La loi du 2 mars 2010 réprime la participation à un groupe, même formé de façon temporaire, en vue de la préparation d’actes de violences volontaires contre les personnes ou de destruction ou dégradation de biens. (Article 222-14-2 du code pénal). Cet article peut donc s’appliquer aux groupes de supporters constitués le temps d’un match en vue de commettre des actes de violences. La peine prévue est de un an d’emprisonnement et 15 000 euros d’amende.
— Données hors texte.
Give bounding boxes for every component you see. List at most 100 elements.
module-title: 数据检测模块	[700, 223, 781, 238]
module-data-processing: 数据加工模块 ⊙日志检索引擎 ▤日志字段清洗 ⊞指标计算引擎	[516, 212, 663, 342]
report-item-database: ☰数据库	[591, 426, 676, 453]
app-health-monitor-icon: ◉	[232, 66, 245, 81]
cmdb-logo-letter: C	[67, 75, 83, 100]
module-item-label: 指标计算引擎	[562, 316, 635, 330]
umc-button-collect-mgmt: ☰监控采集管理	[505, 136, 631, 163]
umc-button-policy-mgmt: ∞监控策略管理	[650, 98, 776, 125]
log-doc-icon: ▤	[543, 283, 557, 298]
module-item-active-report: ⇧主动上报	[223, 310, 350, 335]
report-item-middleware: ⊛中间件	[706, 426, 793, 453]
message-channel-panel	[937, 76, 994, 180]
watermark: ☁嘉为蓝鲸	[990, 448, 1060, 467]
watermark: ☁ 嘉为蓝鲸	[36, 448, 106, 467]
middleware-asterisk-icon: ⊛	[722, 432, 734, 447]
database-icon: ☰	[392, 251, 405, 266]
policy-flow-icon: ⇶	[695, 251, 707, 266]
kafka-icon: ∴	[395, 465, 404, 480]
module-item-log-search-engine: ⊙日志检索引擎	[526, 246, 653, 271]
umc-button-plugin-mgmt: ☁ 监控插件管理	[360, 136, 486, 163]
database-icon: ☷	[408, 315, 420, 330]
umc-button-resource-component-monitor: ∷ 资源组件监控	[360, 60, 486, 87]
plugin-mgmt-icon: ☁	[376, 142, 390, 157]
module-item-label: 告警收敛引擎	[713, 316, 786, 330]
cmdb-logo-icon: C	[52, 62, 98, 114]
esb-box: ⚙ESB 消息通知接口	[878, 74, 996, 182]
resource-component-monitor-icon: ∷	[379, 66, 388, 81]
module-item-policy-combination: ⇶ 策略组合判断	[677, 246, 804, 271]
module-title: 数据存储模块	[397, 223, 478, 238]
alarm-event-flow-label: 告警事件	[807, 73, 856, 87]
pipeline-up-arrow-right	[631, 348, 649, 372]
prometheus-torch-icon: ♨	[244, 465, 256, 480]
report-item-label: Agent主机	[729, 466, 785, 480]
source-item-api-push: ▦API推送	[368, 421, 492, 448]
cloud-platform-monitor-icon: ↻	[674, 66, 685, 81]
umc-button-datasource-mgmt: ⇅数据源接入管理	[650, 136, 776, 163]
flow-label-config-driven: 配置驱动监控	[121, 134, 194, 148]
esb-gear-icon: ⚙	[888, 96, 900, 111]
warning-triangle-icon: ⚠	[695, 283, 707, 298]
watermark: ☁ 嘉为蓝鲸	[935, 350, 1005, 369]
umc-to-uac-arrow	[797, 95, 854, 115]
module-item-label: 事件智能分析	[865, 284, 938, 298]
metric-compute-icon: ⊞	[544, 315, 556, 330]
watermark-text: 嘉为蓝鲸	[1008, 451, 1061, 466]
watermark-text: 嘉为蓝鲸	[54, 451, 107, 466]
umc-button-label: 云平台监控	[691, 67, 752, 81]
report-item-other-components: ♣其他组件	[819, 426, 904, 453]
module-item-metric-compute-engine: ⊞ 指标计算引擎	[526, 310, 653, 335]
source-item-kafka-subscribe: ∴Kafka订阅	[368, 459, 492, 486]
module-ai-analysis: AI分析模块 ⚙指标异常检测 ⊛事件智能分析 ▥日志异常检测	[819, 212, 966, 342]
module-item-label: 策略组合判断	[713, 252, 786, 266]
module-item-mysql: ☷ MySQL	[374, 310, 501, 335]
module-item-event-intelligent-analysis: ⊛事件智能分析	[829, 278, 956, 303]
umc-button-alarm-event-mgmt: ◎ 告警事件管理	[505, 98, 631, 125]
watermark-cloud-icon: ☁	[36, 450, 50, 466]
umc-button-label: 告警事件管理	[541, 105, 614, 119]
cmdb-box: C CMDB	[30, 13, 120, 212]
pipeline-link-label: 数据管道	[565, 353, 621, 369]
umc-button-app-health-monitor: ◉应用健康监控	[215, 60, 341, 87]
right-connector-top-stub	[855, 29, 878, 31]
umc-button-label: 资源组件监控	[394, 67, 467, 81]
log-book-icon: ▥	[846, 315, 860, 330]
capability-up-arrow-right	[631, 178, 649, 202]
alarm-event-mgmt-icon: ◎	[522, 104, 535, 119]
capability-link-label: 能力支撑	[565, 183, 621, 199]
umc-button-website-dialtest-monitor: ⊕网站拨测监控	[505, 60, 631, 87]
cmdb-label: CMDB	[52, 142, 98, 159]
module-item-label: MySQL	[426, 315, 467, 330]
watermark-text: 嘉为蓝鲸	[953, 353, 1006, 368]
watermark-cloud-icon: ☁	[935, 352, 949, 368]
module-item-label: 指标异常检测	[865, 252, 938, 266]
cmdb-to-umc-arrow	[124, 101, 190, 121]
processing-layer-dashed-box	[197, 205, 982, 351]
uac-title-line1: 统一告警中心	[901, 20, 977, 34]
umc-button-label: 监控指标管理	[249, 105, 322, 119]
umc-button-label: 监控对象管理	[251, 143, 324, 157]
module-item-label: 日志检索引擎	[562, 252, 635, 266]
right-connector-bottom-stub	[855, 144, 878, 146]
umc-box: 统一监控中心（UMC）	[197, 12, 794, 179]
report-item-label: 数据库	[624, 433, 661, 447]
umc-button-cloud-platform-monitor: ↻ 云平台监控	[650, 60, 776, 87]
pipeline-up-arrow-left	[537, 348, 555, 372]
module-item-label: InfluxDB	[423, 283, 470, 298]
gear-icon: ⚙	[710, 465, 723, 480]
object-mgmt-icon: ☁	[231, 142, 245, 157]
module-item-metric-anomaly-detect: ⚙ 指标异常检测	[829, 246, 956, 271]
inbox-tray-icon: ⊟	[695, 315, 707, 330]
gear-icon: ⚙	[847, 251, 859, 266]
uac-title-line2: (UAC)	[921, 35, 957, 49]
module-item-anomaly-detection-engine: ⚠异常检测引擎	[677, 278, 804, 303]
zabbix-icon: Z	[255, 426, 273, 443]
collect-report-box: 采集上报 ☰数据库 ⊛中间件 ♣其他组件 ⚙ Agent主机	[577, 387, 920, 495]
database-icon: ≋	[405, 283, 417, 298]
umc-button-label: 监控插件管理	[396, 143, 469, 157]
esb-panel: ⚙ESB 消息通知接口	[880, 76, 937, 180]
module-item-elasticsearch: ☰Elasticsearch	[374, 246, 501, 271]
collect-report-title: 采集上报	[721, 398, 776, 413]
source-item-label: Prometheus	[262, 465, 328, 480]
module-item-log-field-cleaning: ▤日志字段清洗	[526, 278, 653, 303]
Cette loi créée en outre une nouvelle circonstance aggravante insérée dans les articles 222-12 et 222-13 du code pénal, c’est le fait de dissimuler volontairement tout ou partie de son visage afin de ne pas être identifié.
La Convention Européenne sur les violences et les débordements de spectateurs lors des manifestations sportives du 19 août 1985, entrée en vigueur en France le 1er mai 1987 préconise une coopération internationale dans l’organisation des matchs sensibles avec pour objectifs : de prévenir et de maitriser la violence et les débordements de spectateurs. Elle invite les états membres à prendre dans les limites de leurs dispositions constitutionnelles respectives, les mesures nécessaires pour lutter contre les débordements de spectateurs.
La répression disciplinaire :
Les fédérations sportives et leurs instances déconcentrées disposent d’un pouvoir disciplinaire qui leur permet de décider d’une sanction en cas de manquement au règlement. Depuis un décret du 7 janvier 2004, les fédérations sportives agréées ont l’obligation de respecter un règlement type. Les sanctions applicables sont :
- Des pénalités sportives telles que le déclassement, la disqualification, la suspension de terrain, l’interdiction d’organiser une manifestation ;
- des sanctions disciplinaires telles que : l’avertissement, le blâme, la suspension de compétition ou d’exercice des fonctions, des pénalités pécuniaires (lorsque cette pénalité est infligée à un licencié, elle ne peut pas excéder le montant des amendes prévues pour une contravention de police), le retrait provisoire de la licence, la radiation ;
- l’inéligibilité pour une durée déterminée aux instances dirigeante, notamment en cas de manquements graves aux règles techniques du jeu ou d’infractions à l’esprit sportif.
En cas de première sanction, la suspension de compétition peut être remplacée ou complétée, avec l’accord de l’intéressé, par l’accomplissement d’activités d’intérêt général au bénéfice de la fédération, pendant une durée limitée. Lorsqu’il s’agit d’une première sanction, certaines peuvent être assorties d’un sursis total ou partiel. (Décret du 7 janvier 2004).